Now you must be wondering what exactly is Architecture in my title. It’s actually the team I joined under Data Science org. Now, the next question that should arise in your mind should be what I do in this team? Well my team manages Machine Learning Platform for Data Science on AWS. I support our Spark compute platform on Kubernetes, our Jupyter platform which DS uses to build their notebooks, Airflow and Kubeflow instances to schedule the data and model pipelines etc. My prior experience in Data Engineering and AWS helped me a lot in getting this role. On a daily basis I work on Kubernetes, Spark, Terraform, DevOps, Cloud to support our platform. Working at Grab has been a roller coaster ride for me. I got introduced to so many technologies at such a rapid pace that it took me months to understand them all. I have worked here on Mesos, Kubernetes, Docker, Kubeflow, MLFlow, Spark, Airflow, Datadog, ELK, Jupyter, AWS, Azure, Databricks, Terraform etc. There were technologies with which I never worked in my life before, and got a chance to support them here. I would say, Grab took me out of my comfort zone and bombarded me with knowledge which sometimes became too overwhelming for me to grasp at once. There are still some technologies I never got a chance to work with or learn which includes Kafka and Flink primarily.

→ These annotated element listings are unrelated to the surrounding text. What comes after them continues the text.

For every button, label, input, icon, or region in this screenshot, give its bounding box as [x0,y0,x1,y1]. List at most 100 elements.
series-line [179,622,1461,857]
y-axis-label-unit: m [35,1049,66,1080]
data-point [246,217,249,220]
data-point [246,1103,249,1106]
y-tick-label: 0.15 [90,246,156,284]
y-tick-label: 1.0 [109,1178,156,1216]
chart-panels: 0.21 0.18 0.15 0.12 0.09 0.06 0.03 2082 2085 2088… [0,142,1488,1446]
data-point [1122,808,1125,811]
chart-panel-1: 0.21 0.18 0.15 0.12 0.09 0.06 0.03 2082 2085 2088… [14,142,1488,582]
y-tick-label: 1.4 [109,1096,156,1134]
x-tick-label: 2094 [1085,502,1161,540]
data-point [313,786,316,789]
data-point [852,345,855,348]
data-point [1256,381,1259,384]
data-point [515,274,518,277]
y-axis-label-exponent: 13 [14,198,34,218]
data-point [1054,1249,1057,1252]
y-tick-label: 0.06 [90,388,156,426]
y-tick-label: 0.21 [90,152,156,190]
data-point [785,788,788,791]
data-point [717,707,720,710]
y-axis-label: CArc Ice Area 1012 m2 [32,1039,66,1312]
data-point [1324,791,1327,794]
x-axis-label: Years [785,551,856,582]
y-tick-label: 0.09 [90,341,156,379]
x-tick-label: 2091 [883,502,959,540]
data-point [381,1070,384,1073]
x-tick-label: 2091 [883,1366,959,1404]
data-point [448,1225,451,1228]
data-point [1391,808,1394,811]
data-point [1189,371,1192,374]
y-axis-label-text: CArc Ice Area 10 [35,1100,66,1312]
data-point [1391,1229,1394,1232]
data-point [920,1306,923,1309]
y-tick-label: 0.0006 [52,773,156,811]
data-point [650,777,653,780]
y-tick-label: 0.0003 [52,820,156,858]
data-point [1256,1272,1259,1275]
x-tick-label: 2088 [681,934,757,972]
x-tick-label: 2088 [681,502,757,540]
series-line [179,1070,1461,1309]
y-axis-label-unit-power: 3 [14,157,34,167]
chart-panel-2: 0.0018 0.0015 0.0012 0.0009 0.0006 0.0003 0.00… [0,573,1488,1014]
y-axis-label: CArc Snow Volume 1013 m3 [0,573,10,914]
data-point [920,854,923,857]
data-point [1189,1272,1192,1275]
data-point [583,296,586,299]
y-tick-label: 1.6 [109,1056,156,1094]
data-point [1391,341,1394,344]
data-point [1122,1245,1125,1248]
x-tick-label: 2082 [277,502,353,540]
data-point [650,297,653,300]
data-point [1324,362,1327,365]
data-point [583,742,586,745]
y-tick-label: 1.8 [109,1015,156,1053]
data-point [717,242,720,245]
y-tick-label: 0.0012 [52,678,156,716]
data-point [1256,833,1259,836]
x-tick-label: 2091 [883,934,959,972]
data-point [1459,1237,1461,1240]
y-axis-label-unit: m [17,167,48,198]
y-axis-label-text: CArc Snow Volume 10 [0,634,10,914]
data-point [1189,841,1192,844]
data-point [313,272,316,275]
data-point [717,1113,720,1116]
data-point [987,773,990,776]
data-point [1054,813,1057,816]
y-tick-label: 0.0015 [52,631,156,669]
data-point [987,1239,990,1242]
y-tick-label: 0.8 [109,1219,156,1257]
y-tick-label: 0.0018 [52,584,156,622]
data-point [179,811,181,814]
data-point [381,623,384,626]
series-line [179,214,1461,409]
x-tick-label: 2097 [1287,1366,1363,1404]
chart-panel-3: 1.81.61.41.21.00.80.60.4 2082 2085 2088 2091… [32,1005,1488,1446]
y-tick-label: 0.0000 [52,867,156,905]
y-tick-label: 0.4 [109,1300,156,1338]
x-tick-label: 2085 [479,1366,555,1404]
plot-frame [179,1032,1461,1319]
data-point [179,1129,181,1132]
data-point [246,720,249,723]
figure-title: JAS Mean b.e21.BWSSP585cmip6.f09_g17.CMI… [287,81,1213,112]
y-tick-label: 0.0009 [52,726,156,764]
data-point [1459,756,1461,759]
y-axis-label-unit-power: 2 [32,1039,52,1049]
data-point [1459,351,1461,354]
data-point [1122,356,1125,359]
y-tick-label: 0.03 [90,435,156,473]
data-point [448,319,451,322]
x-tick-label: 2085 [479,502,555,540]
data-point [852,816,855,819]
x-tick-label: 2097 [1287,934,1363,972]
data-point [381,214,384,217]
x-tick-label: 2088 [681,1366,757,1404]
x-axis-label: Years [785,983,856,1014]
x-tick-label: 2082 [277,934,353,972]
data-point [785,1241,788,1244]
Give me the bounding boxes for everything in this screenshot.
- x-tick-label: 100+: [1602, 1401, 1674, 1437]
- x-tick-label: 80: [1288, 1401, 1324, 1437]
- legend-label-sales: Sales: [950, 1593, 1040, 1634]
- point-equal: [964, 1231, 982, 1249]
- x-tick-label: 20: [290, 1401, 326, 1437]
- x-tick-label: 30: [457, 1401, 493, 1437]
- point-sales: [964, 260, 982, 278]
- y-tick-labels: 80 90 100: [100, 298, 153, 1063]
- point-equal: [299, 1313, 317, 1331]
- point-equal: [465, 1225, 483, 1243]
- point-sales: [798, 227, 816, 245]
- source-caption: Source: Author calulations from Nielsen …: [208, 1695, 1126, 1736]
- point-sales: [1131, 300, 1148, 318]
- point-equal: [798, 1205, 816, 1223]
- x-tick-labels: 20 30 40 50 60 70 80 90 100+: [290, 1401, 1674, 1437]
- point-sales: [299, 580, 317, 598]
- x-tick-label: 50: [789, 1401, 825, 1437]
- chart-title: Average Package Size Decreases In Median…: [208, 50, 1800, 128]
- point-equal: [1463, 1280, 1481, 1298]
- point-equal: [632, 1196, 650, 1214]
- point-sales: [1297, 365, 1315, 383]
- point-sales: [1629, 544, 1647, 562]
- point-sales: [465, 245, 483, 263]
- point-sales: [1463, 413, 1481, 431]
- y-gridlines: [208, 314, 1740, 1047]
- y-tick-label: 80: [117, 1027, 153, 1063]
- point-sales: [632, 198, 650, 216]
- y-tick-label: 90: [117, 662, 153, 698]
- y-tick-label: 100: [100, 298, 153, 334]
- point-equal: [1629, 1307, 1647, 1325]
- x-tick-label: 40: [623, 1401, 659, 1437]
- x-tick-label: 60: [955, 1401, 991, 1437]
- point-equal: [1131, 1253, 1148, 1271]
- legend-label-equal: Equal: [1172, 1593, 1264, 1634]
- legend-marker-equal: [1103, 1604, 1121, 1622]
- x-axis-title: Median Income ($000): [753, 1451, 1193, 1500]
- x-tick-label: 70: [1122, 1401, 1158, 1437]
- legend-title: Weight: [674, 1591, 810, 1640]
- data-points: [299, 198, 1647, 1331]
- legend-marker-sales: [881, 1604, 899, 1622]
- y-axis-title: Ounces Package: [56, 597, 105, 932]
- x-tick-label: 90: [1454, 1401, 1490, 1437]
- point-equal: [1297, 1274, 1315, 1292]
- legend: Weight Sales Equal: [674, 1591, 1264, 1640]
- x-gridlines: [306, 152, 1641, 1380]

Currently I work as a Data Science Lead and manage our Azure ML Platform. Yes, you read it right - we use both AWS and Azure cloud platforms and I got a chance to support them both in production. The scale at which we operate is immense. It’s the biggest infrastructure, and data lake that I ever worked with, which makes the role more challenging and fruitful at the end. Using the existing platforms our Data Scientists and Analysts solve complex business problems related to our business, which in turn helps drive us forward and increase customer adoption.
Grab has given me a chance to enter the realm of Data Science and help our fellow Grabbers in making a difference in the lives of our customers (Passengers, Drivers and Merchants). The ML Platforms I helped design look something similar as below -
Azure ML Platform
AWS ML Platform
At the end, I would like to say I thoroughly enjoyed my last 2 years at Grab and soon I’ll be moving on to my next assignment. Until then, stay strong and stay safe. Thanks for taking your time to read this long and exhaustive article. I hope I’m able to share something which is knowledgeable and help you gain an insight into how all these technologies fit together.